The United Methodist Church, like the Anglican, Episcopal, Evangelical Lutheran and Presbyterian churches, proselytized Africans and taught them Christianity. For hundreds of years, these Christians taught them that women were not equal, that slavery was permitted and that being gay was a sin. Today in Africa, even as women’s rights are being expanded, members of the LGBTQ community face harsh treatment.
Here in the United States, all these churches, except one, have stopped teaching that slavery is permitted by the Bible, that women are inferior to men and that being gay is a sin.
That one is the United Methodist Church, which recently refused to remove language from its discipline that being LGBTQ is “incompatible with Christian teaching.” It has stopped denying women equal rights, and has stopped claiming that slavery is permitted.
The United Methodist Church is not known to be more intolerant than its Lutheran, Presbyterian and Episcopalian sisters and brothers. Why, then, does this church lag so far behind in recognizing that God doesn’t make human beings incompatible with Christian teaching simply by being who they are?
Well, it turns out that the Methodists in the United States allow their sisters and brothers around the world to vote on matters of faith and tenets of the church, so that 43 percent of the voters are foreign. In fact, a third of them are Africans, who voted overwhelmingly to keep saying gay people are incompatible with Christian teaching.
The Lutherans, Presbyterians and Episcopalian churches in the United States did not have to contend with their African brothers and sisters when those denominations embraced the LGBTQ community. In a way, that is good, because young men and women in our country can be embraced by their churches and not condemned for who they are.
Yet now, as the tears dry after the vote in St. Louis, we must recognize that we helped create this debacle by our teachings and by our inclusion of those converts in our faith. They get to vote. They get to be heard. They get to kill proposals to stop condemning the LGBTQ community. And they did, albeit by a narrow 53-47 percent margin. The other American denominations could move forward with doctrinal change without the approval of those they had converted in foreign lands. The Methodists cannot.

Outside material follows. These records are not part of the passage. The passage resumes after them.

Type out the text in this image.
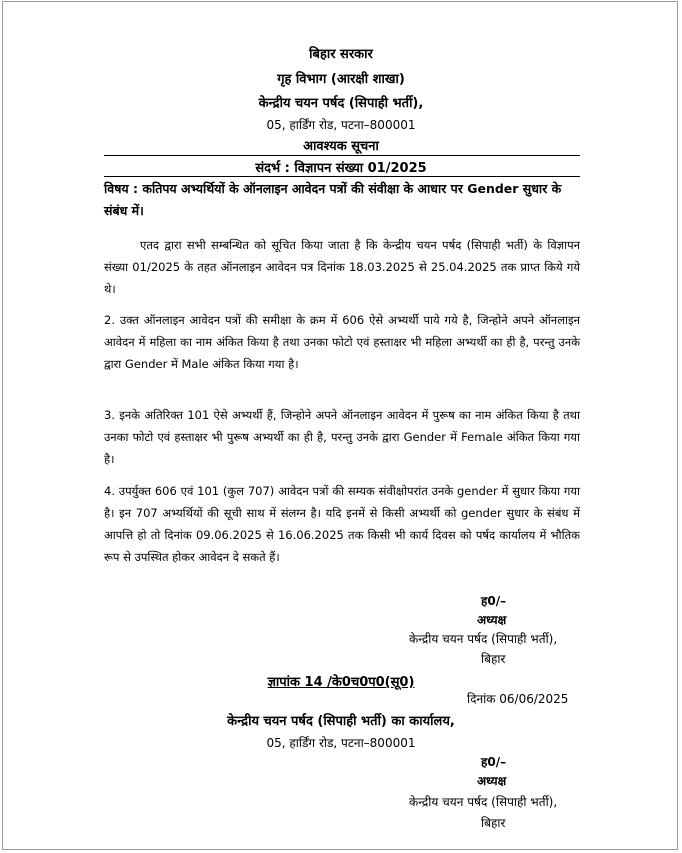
बिहार सरकार
गृह विभाग (आरक्षी शाखा)
केन्द्रीय चयन पर्षद (सिपाही भर्ती),
05, हार्डिंग रोड, पटना–800001
आवश्यक सूचना
संदर्भ : विज्ञापन संख्या 01/2025
विषय : कतिपय अभ्यर्थियों के ऑनलाइन आवेदन पत्रों की संवीक्षा के आधार पर Gender सुधार के संबंध में।
एतद द्वारा सभी सम्बन्धित को सूचित किया जाता है कि केन्द्रीय चयन पर्षद (सिपाही भर्ती) के विज्ञापन संख्या 01/2025 के तहत ऑनलाइन आवेदन पत्र दिनांक 18.03.2025 से 25.04.2025 तक प्राप्त किये गये थे।
2. उक्त ऑनलाइन आवेदन पत्रों की समीक्षा के क्रम में 606 ऐसे अभ्यर्थी पाये गये है, जिन्होने अपने ऑनलाइन आवेदन में महिला का नाम अंकित किया है तथा उनका फोटो एवं हस्ताक्षर भी महिला अभ्यर्थी का ही है, परन्तु उनके द्वारा Gender में Male अंकित किया गया है।
3. इनके अतिरिक्त 101 ऐसे अभ्यर्थी हैं, जिन्होने अपने ऑनलाइन आवेदन में पुरूष का नाम अंकित किया है तथा उनका फोटो एवं हस्ताक्षर भी पुरूष अभ्यर्थी का ही है, परन्तु उनके द्वारा Gender में Female अंकित किया गया है।
4. उपर्युक्त 606 एवं 101 (कुल 707) आवेदन पत्रों की सम्यक संवीक्षोपरांत उनके gender में सुधार किया गया है। इन 707 अभ्यर्थियों की सूची साथ में संलग्न है। यदि इनमें से किसी अभ्यर्थी को gender सुधार के संबंध में आपत्ति हो तो दिनांक 09.06.2025 से 16.06.2025 तक किसी भी कार्य दिवस को पर्षद कार्यालय में भौतिक रूप से उपस्थित होकर आवेदन दे सकते हैं।
ह0/–
अध्यक्ष
केन्द्रीय चयन पर्षद (सिपाही भर्ती),
बिहार
ज्ञापांक 14 /के0च0प0(सू0)
दिनांक 06/06/2025
केन्द्रीय चयन पर्षद (सिपाही भर्ती) का कार्यालय,
05, हार्डिंग रोड, पटना–800001
ह0/–
अध्यक्ष
केन्द्रीय चयन पर्षद (सिपाही भर्ती),
बिहार
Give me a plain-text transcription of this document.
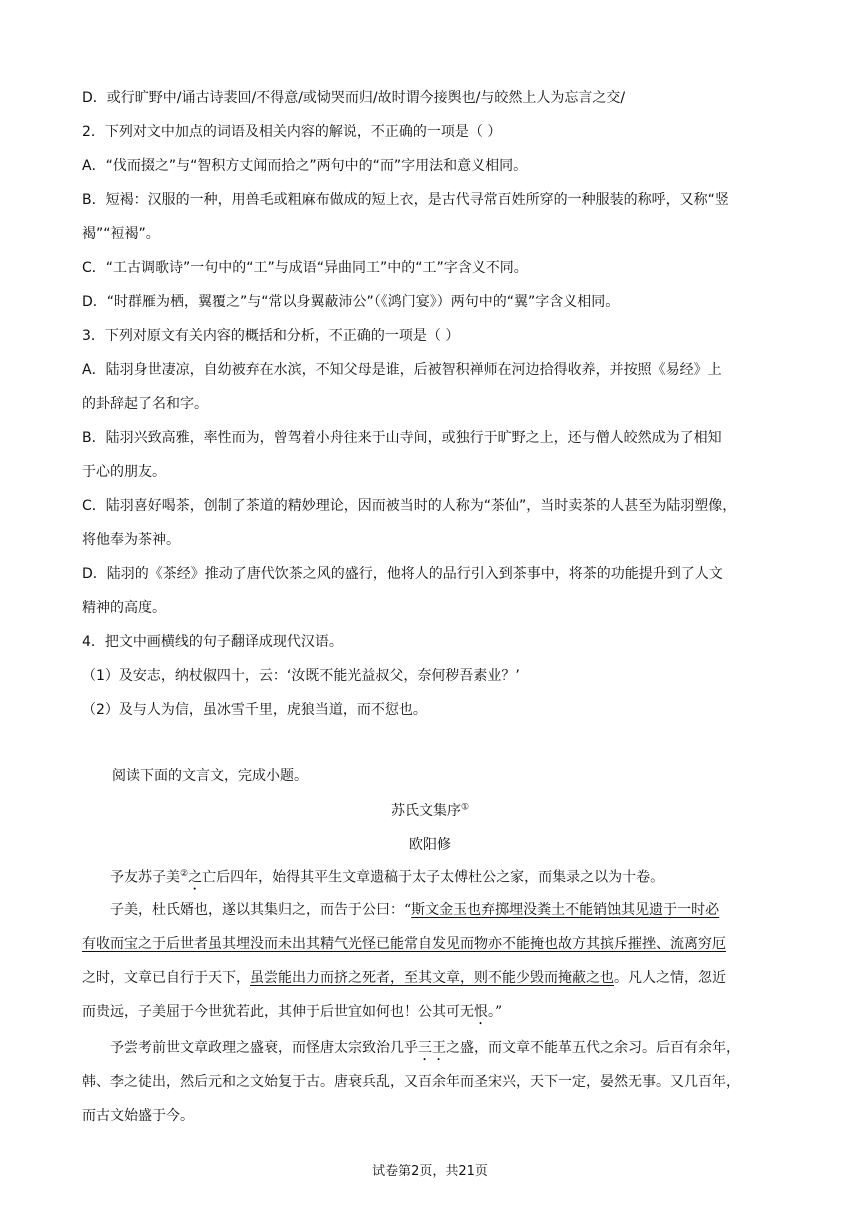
D．或行旷野中/诵古诗裴回/不得意/或恸哭而归/故时谓今接舆也/与皎然上人为忘言之交/
2．下列对文中加点的词语及相关内容的解说，不正确的一项是（ ）
A．“伐而掇之”与“智积方丈闻而拾之”两句中的“而”字用法和意义相同。
B．短褐：汉服的一种，用兽毛或粗麻布做成的短上衣，是古代寻常百姓所穿的一种服装的称呼，又称“竖
褐”“裋褐”。
C．“工古调歌诗”一句中的“工”与成语“异曲同工”中的“工”字含义不同。
D．“时群雁为栖，翼覆之”与“常以身翼蔽沛公”（《鸿门宴》）两句中的“翼”字含义相同。
3．下列对原文有关内容的概括和分析，不正确的一项是（ ）
A．陆羽身世凄凉，自幼被弃在水滨，不知父母是谁，后被智积禅师在河边拾得收养，并按照《易经》上
的卦辞起了名和字。
B．陆羽兴致高雅，率性而为，曾驾着小舟往来于山寺间，或独行于旷野之上，还与僧人皎然成为了相知
于心的朋友。
C．陆羽喜好喝茶，创制了茶道的精妙理论，因而被当时的人称为“茶仙”，当时卖茶的人甚至为陆羽塑像，
将他奉为茶神。
D．陆羽的《茶经》推动了唐代饮茶之风的盛行，他将人的品行引入到茶事中，将茶的功能提升到了人文
精神的高度。
4．把文中画横线的句子翻译成现代汉语。
（1）及安志，纳杖俶四十，云：‘汝既不能光益叔父，奈何秽吾素业？’
（2）及与人为信，虽冰雪千里，虎狼当道，而不愆也。
阅读下面的文言文，完成小题。
苏氏文集序①
欧阳修
予友苏子美②之亡后四年，始得其平生文章遗稿于太子太傅杜公之家，而集录之以为十卷。
子美，杜氏婿也，遂以其集归之，而告于公曰：“斯文金玉也弃掷埋没粪土不能销蚀其见遗于一时必
有收而宝之于后世者虽其埋没而未出其精气光怪已能常自发见而物亦不能掩也故方其摈斥摧挫、流离穷厄
之时，文章已自行于天下，虽尝能出力而挤之死者，至其文章，则不能少毁而掩蔽之也。凡人之情，忽近
而贵远，子美屈于今世犹若此，其伸于后世宜如何也！公其可无恨。”
予尝考前世文章政理之盛衰，而怪唐太宗致治几乎三王之盛，而文章不能革五代之余习。后百有余年，
韩、李之徒出，然后元和之文始复于古。唐衰兵乱，又百余年而圣宋兴，天下一定，晏然无事。又几百年，
而古文始盛于今。
试卷第2页，共21页
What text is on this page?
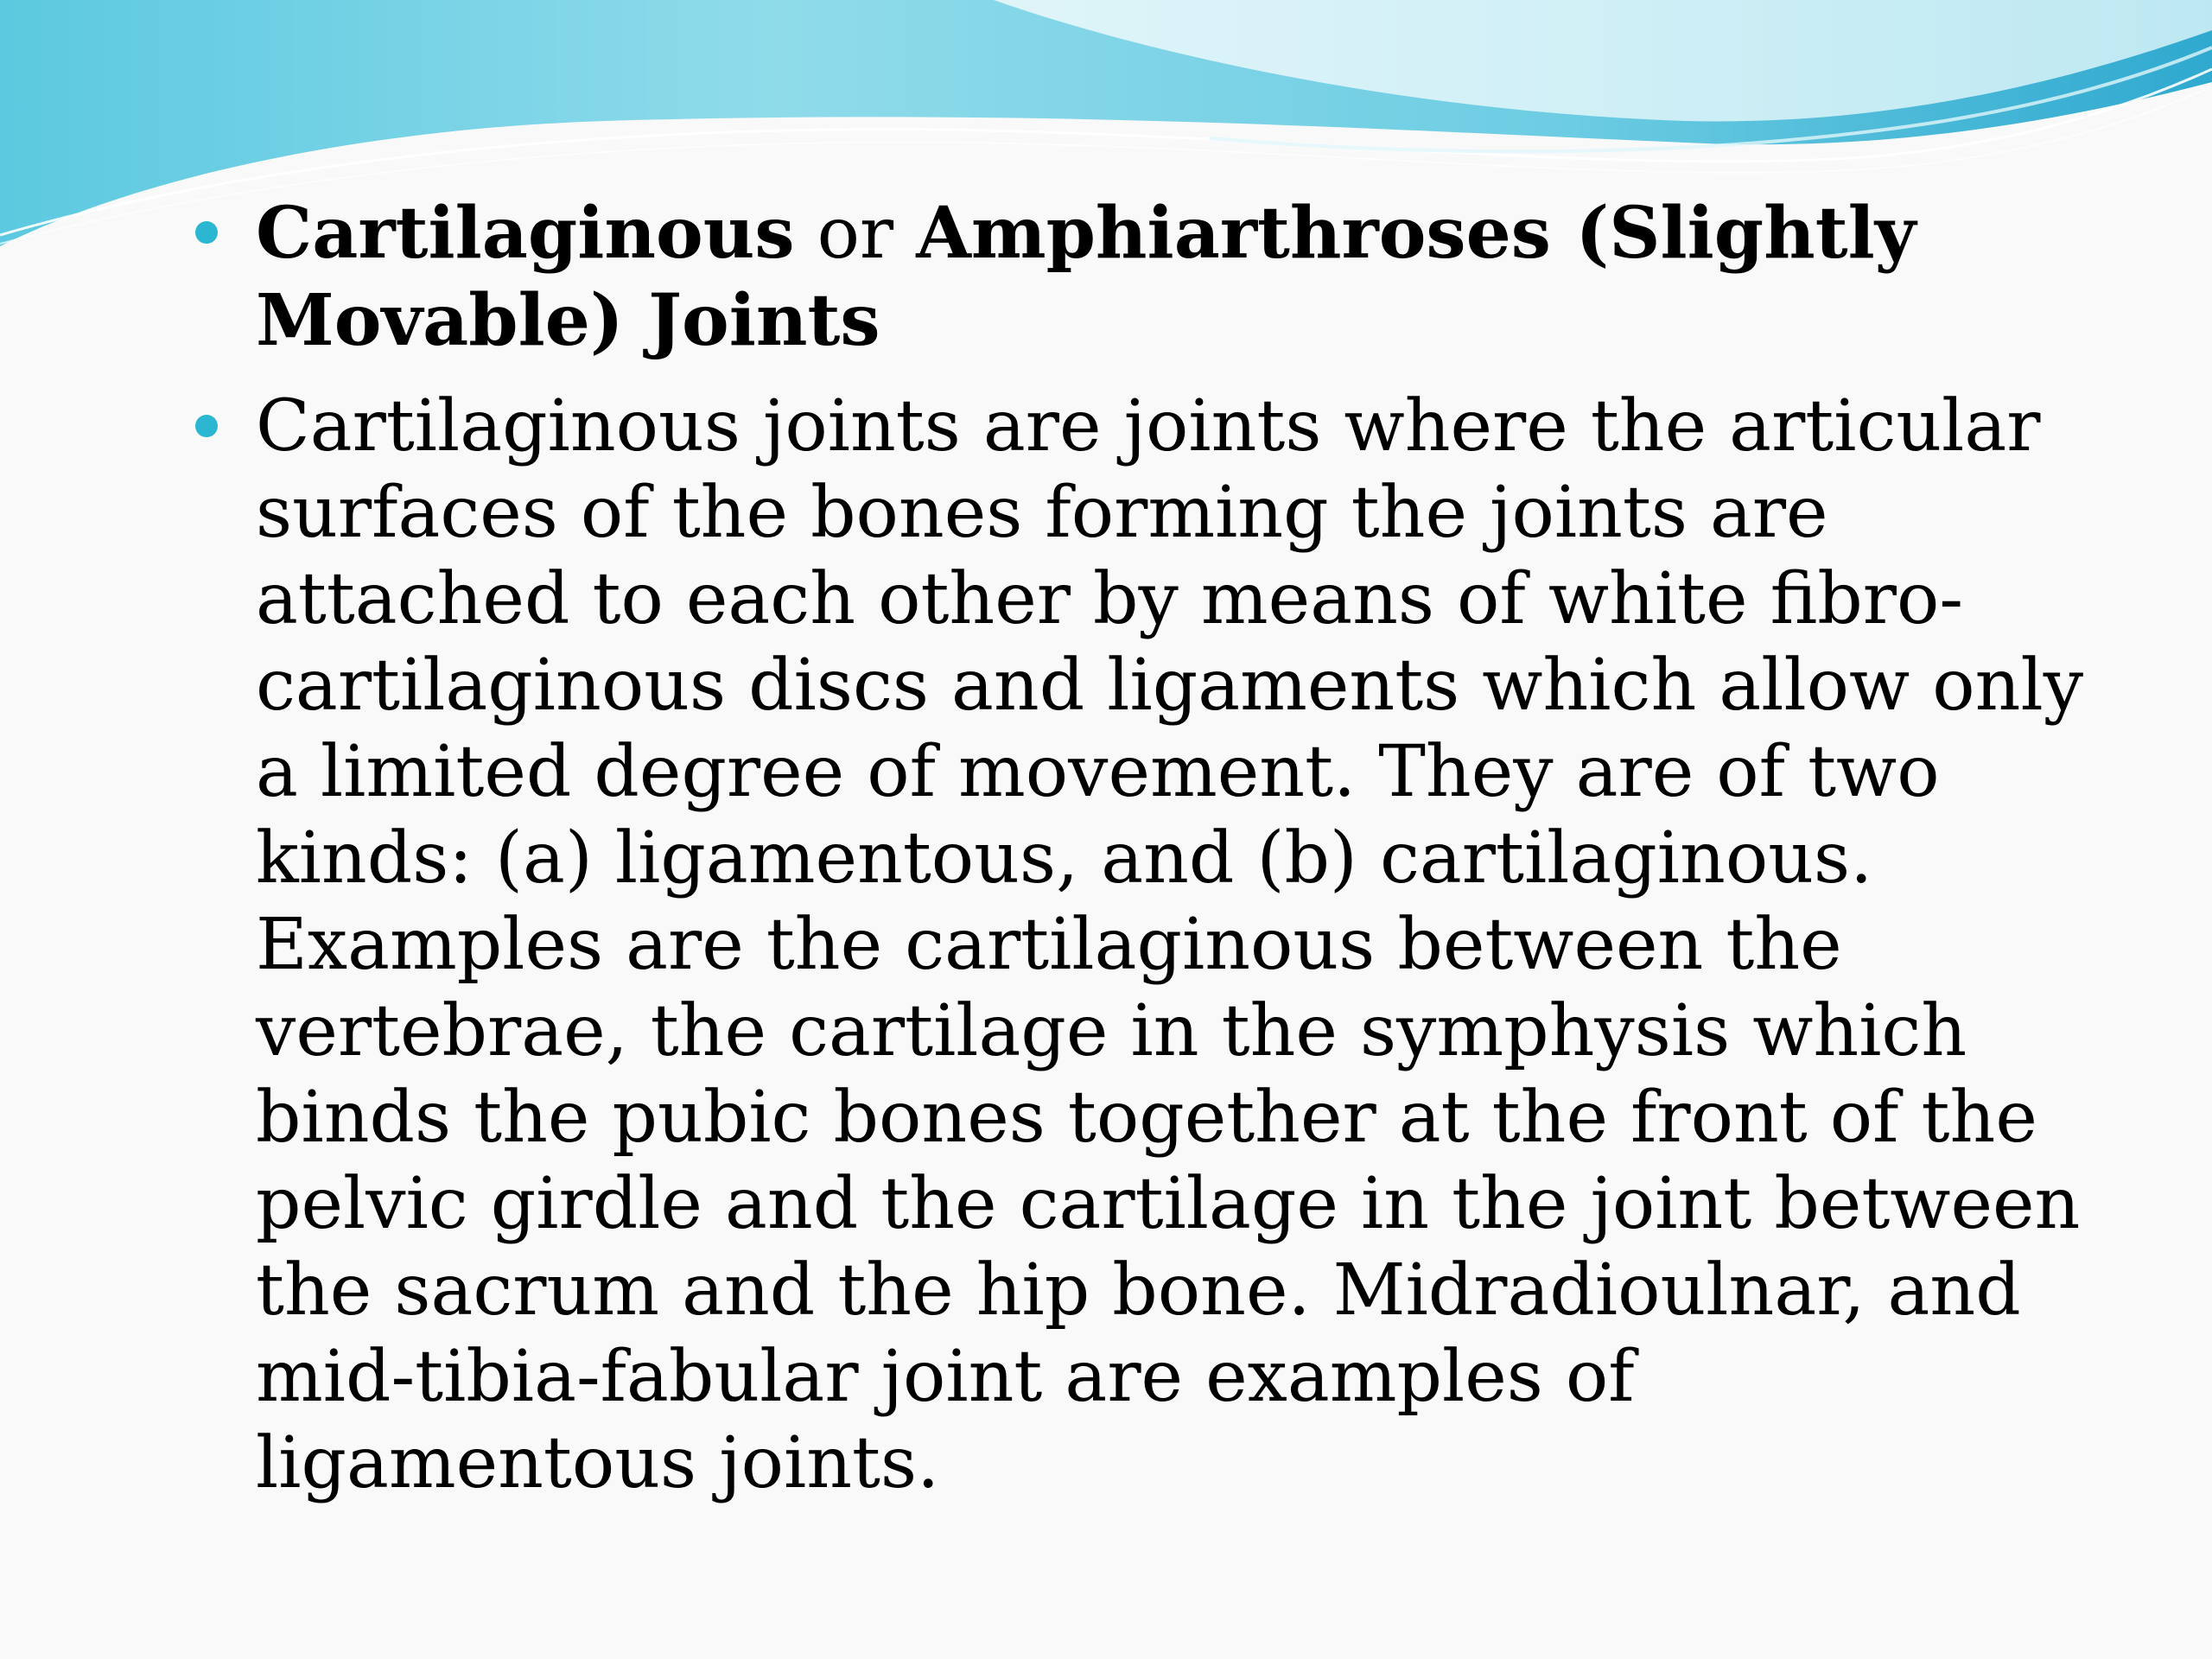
Cartilaginous or Amphiarthroses (Slightly Movable) Joints
Cartilaginous joints are joints where the articular surfaces of the bones forming the joints are attached to each other by means of white fibro-cartilaginous discs and ligaments which allow only a limited degree of movement. They are of two kinds: (a) ligamentous, and (b) cartilaginous. Examples are the cartilaginous between the vertebrae, the cartilage in the symphysis which binds the pubic bones together at the front of the pelvic girdle and the cartilage in the joint between the sacrum and the hip bone. Midradioulnar, and mid-tibia-fabular joint are examples of ligamentous joints.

That is the reality.
They must either perform some sort of separation; either from their foreign colleagues, or separate into different denominations in the United States, since the overwhelming vote of the American delegates was to rid the discipline of the exclusionary language and stop punishing clergy for supporting marriage equality.
Even the church’s Council of Bishops supported the removal of the exclusionary language, recognizing that it was not in keeping with Jesus’ teaching, and not very welcoming to young people whose core belief is that being gay is not incompatible with being a Christian. Even the Mormon mascot for Brigham Young University has come out of the closet and affirmed who he is.
With this disappointment comes opportunity. In a time of rising nationalism, xenophobia and tribal politics, the Methodists have a challenge in communicating with and listening to those converts who helped defeat the Bishops’ attempt to make things better.
It is true there are some Methodists in the United States who helped the Africans outvote the majority of American delegates, but without those African delegates, the church would’ve joined the Presbyterians, Lutherans and Episcopalians in embracing the LGBTQ community.
The road to equality, for women, for slaves and for LGBTQ friends is occasionally paved with thorns, and the vote in St. Louis felt like the sharpest and most painful of thorns. That African delegates are not in harmony with those in our country shouldn’t make them marginalized or condemned, since the African constituents of the Methodist church were converted by us long after John Wesley began this denomination in the UK.
The doctrinal changes that occurred for slavery and equality for women came after decades of infighting and a civil war. James advises us to be considerate and open minded.
The Americans and African Methodists must have the courage to deliberate together, argue, discuss and discern what Jesus would do here. We are stuck. This then is an opportunity to share light and love to others on different continents, one that other faiths don’t have.
Here is hoping that those of us wanting to press ahead will remember the words of James, who said that “peace is the seedbed of righteousness, and the peacemakers will reap its harvest.” We must understand this even as we are hurting.
— John Griffin is an attorney with Marek, Griffin & Knaupp in Victoria and a member of First United Methodist Church of Victoria. He wrote this for the Victoria Advocate, where it first appeared.